Sadly, Robert Dagenais passed away recently. Even up to the end of his life, though, he kept a hand in the business he had personally managed for years. And he was proud to see his sons keep growing an operation they had known from childhood.
Four of the family’s dealerships lie in the town itself, which sits on the shoreline of Lake Michigan in the middle of Upper Michigan, northeast of Green Bay, Wisc. And with the Auto Mall in Marquette along with dealerships in Iron Mountain and Marinette, the family has the region well covered. But expanding the operation has also placed heightened demands on getting everybody on board able to interact on a daily, instantaneous basis.
In place of the original handful of employees, the Dagenais family now has 185 staffers on the payroll. As the business has grown, so have opportunities for staffers, which have helped keep a buzz of excitement going.

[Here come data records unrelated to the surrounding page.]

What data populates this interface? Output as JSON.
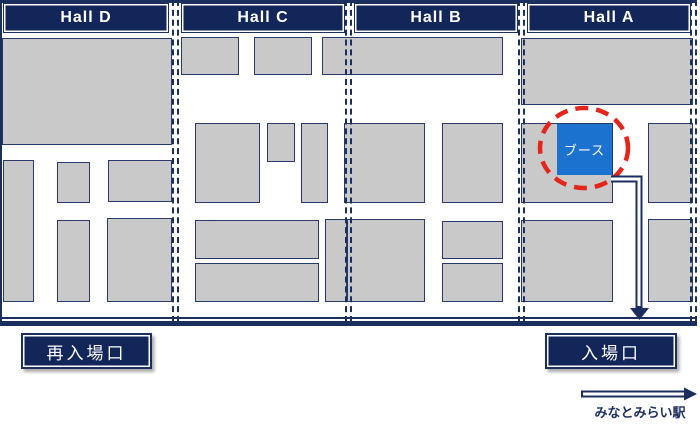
{
  "colors": {
    "navy": "#1b2f5e",
    "navy_fill": "#13265a",
    "booth_gray": "#c9c9c9",
    "booth_border": "#28396b",
    "highlight_blue": "#1c73cf",
    "highlight_red": "#e4251c"
  },
  "halls": [
    {
      "id": "hall-d",
      "label": "Hall D",
      "band": {
        "x": 3,
        "y": 3,
        "w": 166,
        "h": 30
      }
    },
    {
      "id": "hall-c",
      "label": "Hall C",
      "band": {
        "x": 181,
        "y": 3,
        "w": 164,
        "h": 30
      }
    },
    {
      "id": "hall-b",
      "label": "Hall B",
      "band": {
        "x": 354,
        "y": 3,
        "w": 164,
        "h": 30
      }
    },
    {
      "id": "hall-a",
      "label": "Hall A",
      "band": {
        "x": 527,
        "y": 3,
        "w": 164,
        "h": 30
      }
    }
  ],
  "booths": [
    {
      "x": 2,
      "y": 38,
      "w": 170,
      "h": 107
    },
    {
      "x": 3,
      "y": 160,
      "w": 31,
      "h": 142
    },
    {
      "x": 57,
      "y": 162,
      "w": 33,
      "h": 41
    },
    {
      "x": 57,
      "y": 220,
      "w": 33,
      "h": 82
    },
    {
      "x": 108,
      "y": 160,
      "w": 64,
      "h": 42
    },
    {
      "x": 107,
      "y": 218,
      "w": 65,
      "h": 84
    },
    {
      "x": 181,
      "y": 37,
      "w": 58,
      "h": 38
    },
    {
      "x": 254,
      "y": 37,
      "w": 58,
      "h": 38
    },
    {
      "x": 322,
      "y": 37,
      "w": 181,
      "h": 38
    },
    {
      "x": 195,
      "y": 123,
      "w": 65,
      "h": 80
    },
    {
      "x": 267,
      "y": 123,
      "w": 28,
      "h": 39
    },
    {
      "x": 301,
      "y": 123,
      "w": 27,
      "h": 80
    },
    {
      "x": 195,
      "y": 220,
      "w": 124,
      "h": 39
    },
    {
      "x": 195,
      "y": 263,
      "w": 124,
      "h": 39
    },
    {
      "x": 325,
      "y": 219,
      "w": 22,
      "h": 83
    },
    {
      "x": 344,
      "y": 123,
      "w": 81,
      "h": 80
    },
    {
      "x": 442,
      "y": 123,
      "w": 61,
      "h": 80
    },
    {
      "x": 347,
      "y": 219,
      "w": 78,
      "h": 83
    },
    {
      "x": 442,
      "y": 221,
      "w": 61,
      "h": 38
    },
    {
      "x": 442,
      "y": 263,
      "w": 61,
      "h": 39
    },
    {
      "x": 521,
      "y": 38,
      "w": 172,
      "h": 67
    },
    {
      "x": 521,
      "y": 123,
      "w": 92,
      "h": 80
    },
    {
      "x": 648,
      "y": 123,
      "w": 45,
      "h": 80
    },
    {
      "x": 521,
      "y": 220,
      "w": 92,
      "h": 82
    },
    {
      "x": 648,
      "y": 219,
      "w": 45,
      "h": 83
    }
  ],
  "highlight_booth": {
    "label": "ブース",
    "x": 557,
    "y": 124,
    "w": 55,
    "h": 51
  },
  "red_circle": {
    "cx": 584,
    "cy": 148,
    "rx": 44,
    "ry": 40
  },
  "entrance_labels": [
    {
      "id": "reentry",
      "text": "再入場口",
      "x": 21,
      "y": 333,
      "w": 131,
      "h": 36
    },
    {
      "id": "entry",
      "text": "入場口",
      "x": 545,
      "y": 333,
      "w": 132,
      "h": 36
    }
  ],
  "station": {
    "text": "みなとみらい駅",
    "rect": {
      "x": 578,
      "y": 402,
      "w": 124,
      "h": 16
    }
  }
}
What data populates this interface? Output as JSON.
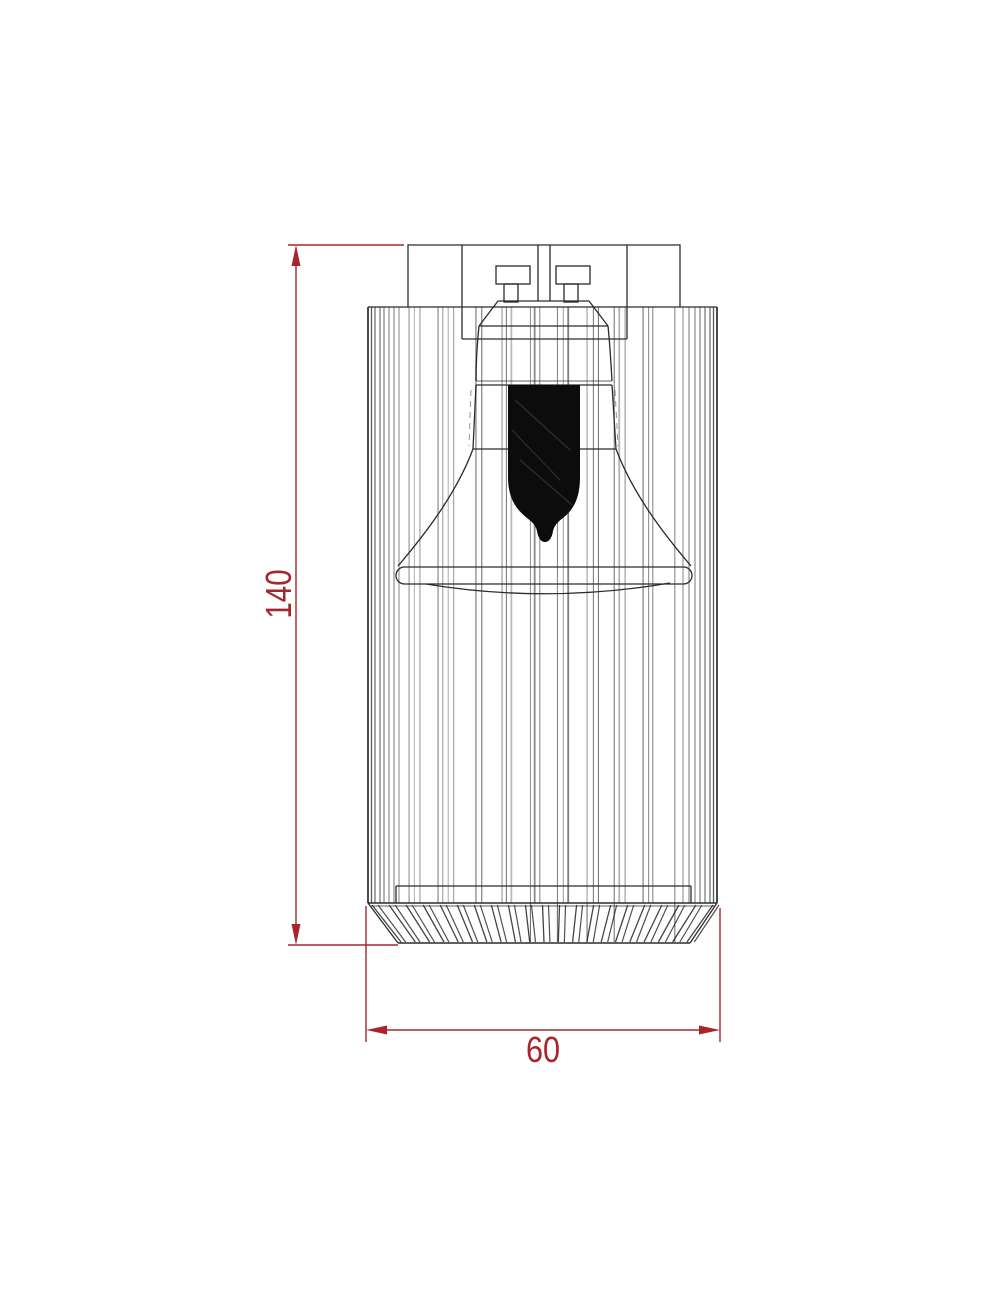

But while the family kept all of the new Ford staff intact, as planned, they never intended to run the business the same way.
One of the reasons it made sense to buy a new dealership during one of the biggest downturns in the history if U.S. auto sales is that large, multi-store operations like theirs have a distinct advantage when it comes to maximizing profits. “The single-point mom-and-pop stores are going to be a thing of the past,” said Matt.
“We do things a lot differently,” agreed Tim. “We do less traditional marketing, like print and TV, and more direct marketing. There’s a lot more direct mail. And we use the customer relationship management (CRM) tool, maintaining relationships with the customers.”
Under the new management, any contact from the general public is considered a golden opportunity to put their best foot forward. An automated answering system, for example, was eliminated at the Ford store so more employees could talk directly with customers. Said Paul: “We believe in the personal touch.”
With seven dealerships, the Dagenais have plenty of personal touch to offer. If a new buyout opportunity comes their way, they’ll take a look at it too. “We have to look at the opportunities when they arise, no matter what the timing is,” said Matt, who’s quick to note that the car business is in one of the economic valleys that periodically breaks its way. “If it’s a good fit for our organization,” he summed up, “then we pursue it.”
After the valley comes the next summit in sales. The Dagenais brothers are preparing for the climb.